Since the flow of foreign aid would remain blocked, special programs for economic reactivation or subsidy transfers could not be financed, thus increasing social pressures. In this context, instead of accepting a strict accord with the IMF in April, the government would be forced to ask for a "shock" program in the second half of the year.

Politically, the government would be weakened by pressures from UNO's right wing, while in the FSLN the different positions would remain, but unity would be maintained. This scenario opens the possibility for authentically national proposals. But a development alternative requires more than proposals and ideas. It needs an accumulation of popular economic experiences "from below" in the government.

Scenario 4: The People in the Land of Oz
An adjustment program is achieved with grassroots participation. In this last scenario, the government, with a view toward medium-term national development and pressured by strong actions by organizations of peasants, artisans, national small industry and the urban and rural cooperative movement, reaches an agreement with the IMF that includes the interests and production potential of the peasants, artisans and small national industry.

There is limited foreign aid, which is used mainly to reactivate the grassroots economy, but without excluding the contributions of business sectors able to rationalize and convert their enterprises without the advantages that a conventional program offers them to de-capitalize production: growing proletarianization, unemployment and low salaries that increase their profit levels.

This scenario is actually an improved version of the first one, in which the basic difference is that the fulcrum of the adjustment program is support for the conversion of the productive and social sectors.

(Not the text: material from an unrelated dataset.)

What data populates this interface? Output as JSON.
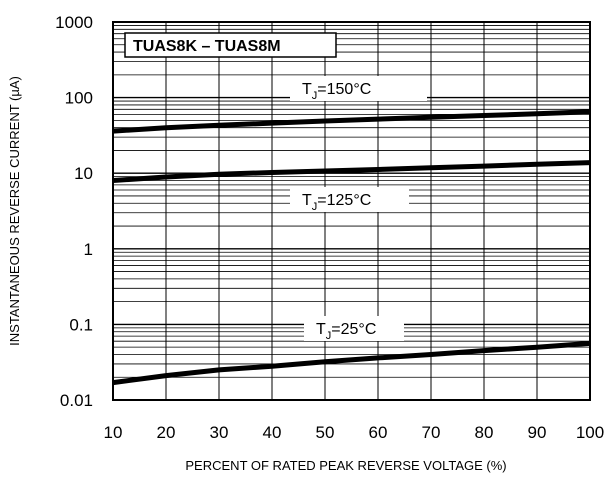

It has advantages over the first because it guarantees the recovery of domestic production, a crucial component in any economic reactivation plan. The first scenario only treats this problem in compensatory fashion, and as a political mechanism to undermine the opposition; it thus creates political clientele instead of a social base whose medium-term economic interests are represented in the stabilization and adjustment program.

In this scenario, the debates within the FSLN about whether or not to co-govern will disappear, and the FSLN will be rejuvenated, mobilizing the grassroots sectors around their own alternatives and pressuring the government to go further along this road.

This scenario, in reality, is what Nicaragua needs most in economic and social terms. Nonetheless, it is not viewed as possible in the short run. It is a scenario for the medium future and a focal point of hope for the grassroots movement. It is a scenario to be built from below, inasmuch as there are still no alternative national proposals rooted in the practice and experience of grassroots organizations, particularly with respect to non-subsidized economic self-management, that could oppose the slow or accelerated denationalization generated in the other economic policy options analyzed. Since these alternatives do yet not exist, the FSLN's concertation process with the government will continue having three faces for the rest of 1991: reactive from the grassroots side, rational from the institutional side seeking to maintain the transition protocol, and self-serving from the side of the emerging Sandinista entrepreneurial class, which will be seeking its own benefits.

The most likely scenario for 1991 is a combination of 2 and 3, with a glimmer of hope for a slightly gentler program than the IMF would prefer. Nonetheless, some important fractions from the base of the grassroots movement can be expected to come up with creative adaptations to the international and national panorama.